Aktien Schweiz Vorbörse: Etwas höhere Eröffnung zu erwarten

Der Schweizer Aktienmarkt steuert am Montag gemäss den vorbörslichen Kursen auf eine leicht positive Eröffnung zu. Der freundliche Trend der vergangenen beiden Handelstage könnte sich damit fortsetzen. Am ehesten gesucht sind derzeit die Aktien der beiden Pharmaschwergewichte nach Neuigkeiten von der Produktefront. Ansonsten scheinen die Bewegungen der einzelnen Aktien eher etwas zufällig.
30.09.2019 08:44

Die Stimmung zum Wochenbeginn scheint etwas ambivalent.
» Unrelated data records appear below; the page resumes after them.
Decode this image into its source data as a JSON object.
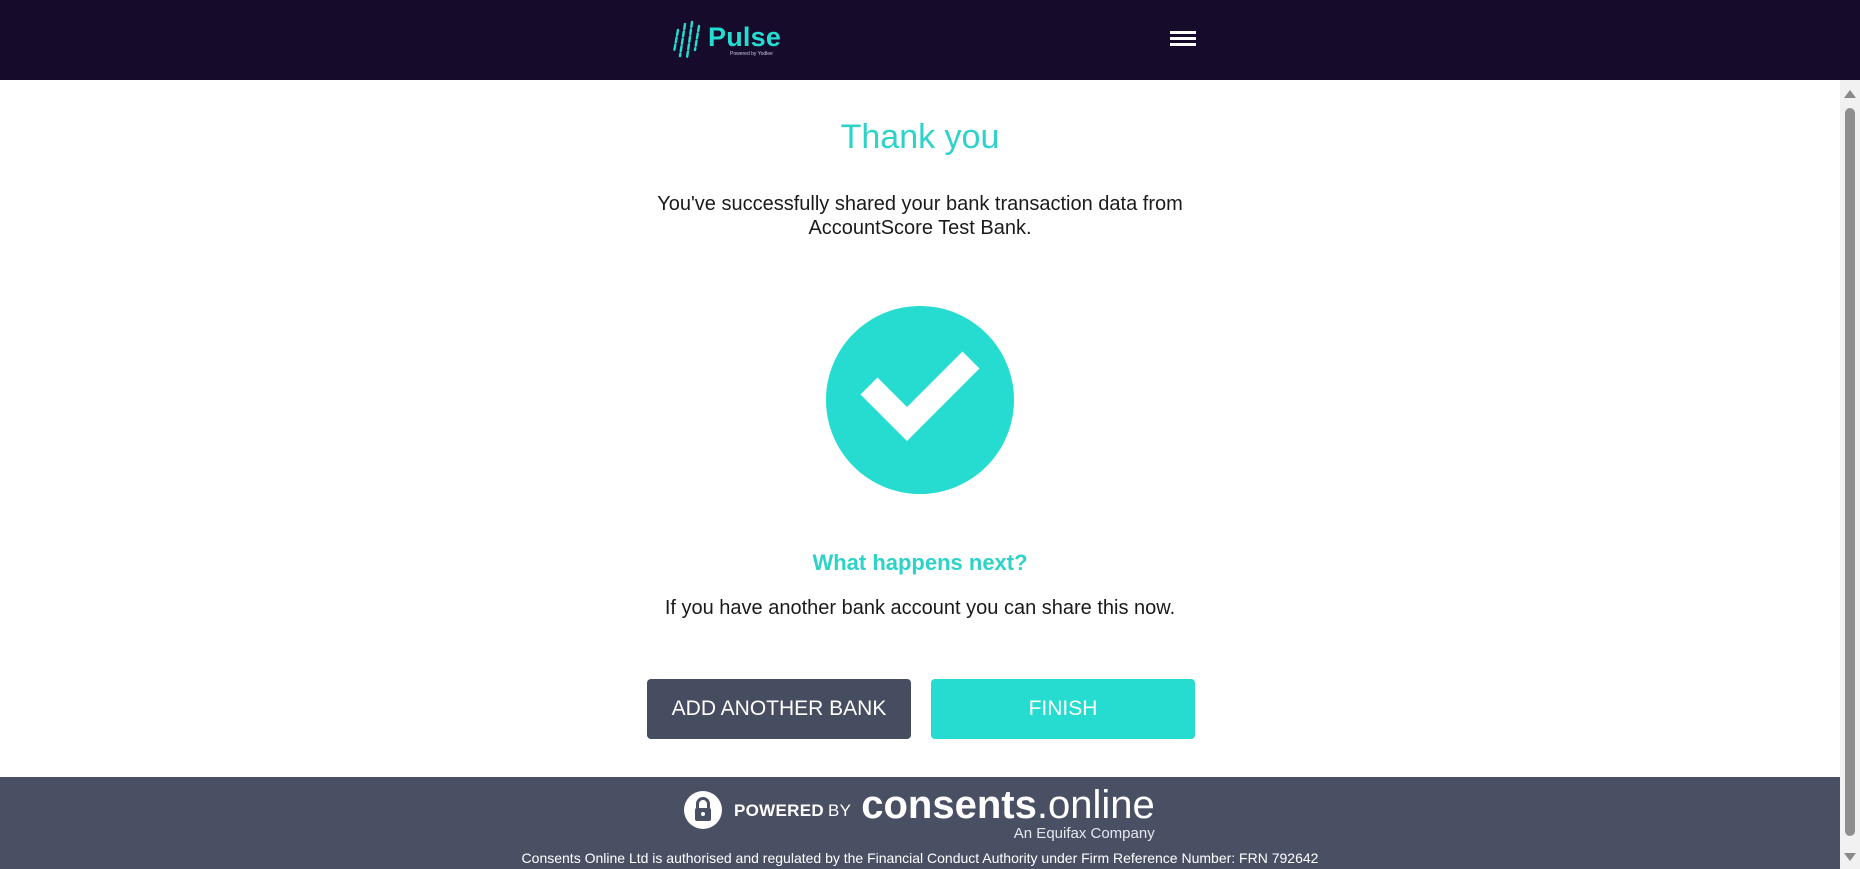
{
  "header": {
    "logo_word": "Pulse",
    "logo_sub": "Powered by Yodlee",
    "menu_icon": "hamburger-menu-icon"
  },
  "main": {
    "title": "Thank you",
    "message_line1": "You've successfully shared your bank transaction data from",
    "message_line2": "AccountScore Test Bank.",
    "status_icon": "check-circle-icon",
    "next_heading": "What happens next?",
    "next_text": "If you have another bank account you can share this now.",
    "add_bank_label": "ADD ANOTHER BANK",
    "finish_label": "FINISH"
  },
  "footer": {
    "powered": "POWERED",
    "by": "BY",
    "brand_bold": "consents",
    "brand_rest": ".online",
    "brand_sub": "An Equifax Company",
    "legal": "Consents Online Ltd is authorised and regulated by the Financial Conduct Authority under Firm Reference Number: FRN 792642"
  },
  "colors": {
    "header_bg": "#160b2b",
    "accent": "#26dcd0",
    "secondary_button": "#474d61",
    "footer_bg": "#4a5064"
  }
}
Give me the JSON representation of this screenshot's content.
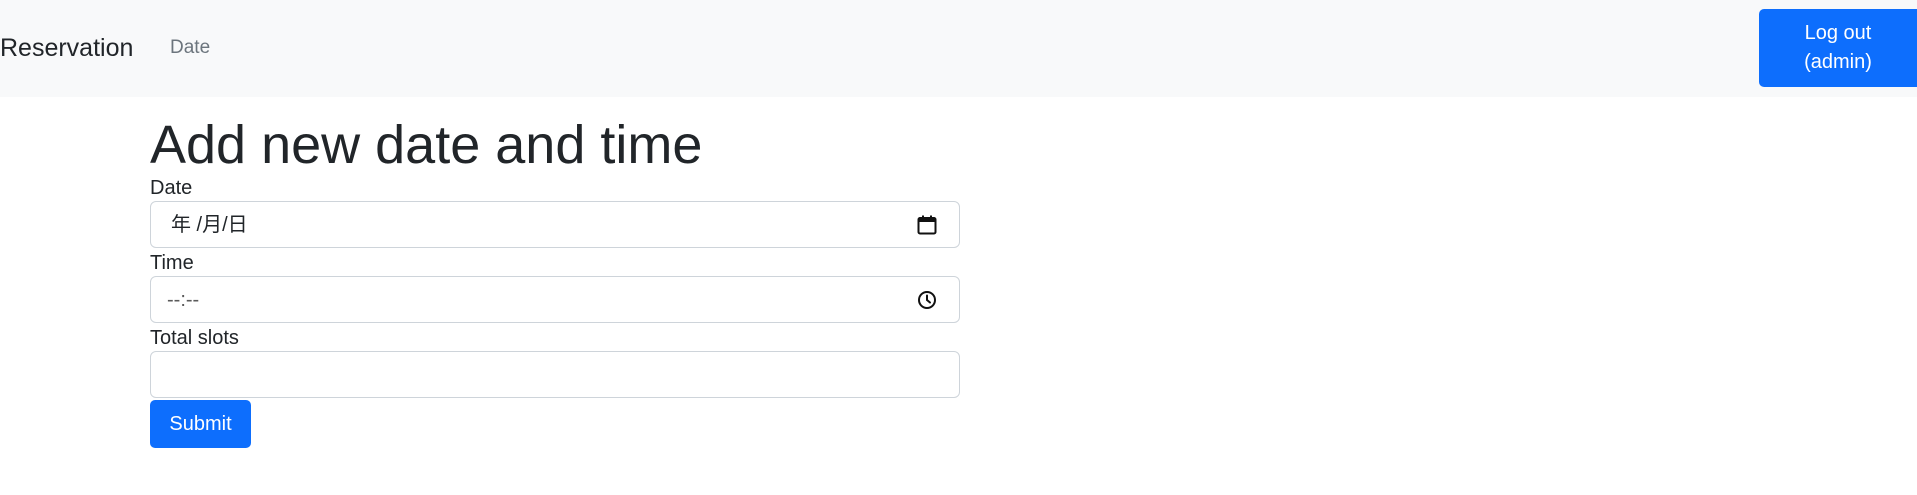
{
  "navbar": {
    "brand": "Reservation",
    "links": [
      {
        "label": "Date"
      }
    ],
    "logout": {
      "line1": "Log out",
      "line2": "(admin)"
    }
  },
  "main": {
    "title": "Add new date and time",
    "fields": {
      "date": {
        "label": "Date",
        "value": "年 /月/日",
        "icon": "calendar-icon"
      },
      "time": {
        "label": "Time",
        "value": "--:--",
        "icon": "clock-icon"
      },
      "total_slots": {
        "label": "Total slots",
        "value": ""
      }
    },
    "submit_label": "Submit"
  },
  "colors": {
    "primary": "#0d6efd",
    "navbar_bg": "#f8f9fa",
    "muted_link": "#6c757d",
    "input_border": "#ced4da",
    "text": "#212529"
  }
}
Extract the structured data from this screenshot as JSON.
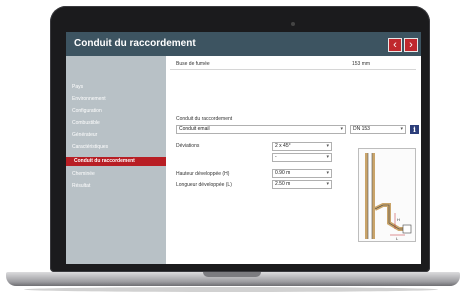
{
  "window": {
    "title": "Conduit du raccordement",
    "prev_label": "‹",
    "next_label": "›"
  },
  "sidebar": {
    "items": [
      {
        "label": "Pays"
      },
      {
        "label": "Environnement"
      },
      {
        "label": "Configuration"
      },
      {
        "label": "Combustible"
      },
      {
        "label": "Générateur"
      },
      {
        "label": "Caractéristiques"
      },
      {
        "label": "Conduit du raccordement",
        "active": true
      },
      {
        "label": "Cheminée"
      },
      {
        "label": "Résultat"
      }
    ]
  },
  "main": {
    "buse": {
      "label": "Buse de fumée",
      "value": "153 mm"
    },
    "conduit": {
      "section_label": "Conduit du raccordement",
      "type_value": "Conduit email",
      "size_value": "DN 153"
    },
    "deviations": {
      "label": "Déviations",
      "value1": "2 x 45°",
      "value2": "-"
    },
    "hauteur": {
      "label": "Hauteur développée (H)",
      "value": "0.90 m"
    },
    "longueur": {
      "label": "Longueur développée (L)",
      "value": "2.50 m"
    },
    "diagram": {
      "h_label": "H",
      "l_label": "L"
    }
  },
  "icons": {
    "info": "info-icon",
    "prev": "chevron-left-icon",
    "next": "chevron-right-icon"
  },
  "colors": {
    "titlebar": "#3d5461",
    "accent": "#b81e24",
    "sidebar": "#b8c1c6",
    "info": "#2c3e7a"
  }
}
In New York hatten die Börsen vor dem Wochenende noch unter der Sorge gelitten, dass die US-Regierung die Kapitalströme in Richtung China begrenzen könnte. Am Morgen kamen gemischte Signale aus der chinesischen Industrie. Vor der neuen Verhandlungsrunde im Handelskrieg mit den USA, die wohl am 10. Oktober stattfinden soll, hat sich die vom Wirtschaftsmagazin "Caixin" ermittelte Stimmung in den kleineren und mittleren chinesischen Unternehmen gebessert. Der staatliche Indikator, der vor allem bei grossen und staatlichen Industriebetrieben ermittelt wird, stieg ebenfalls leicht, blieb aber knapp unter der Wachstumsschwelle.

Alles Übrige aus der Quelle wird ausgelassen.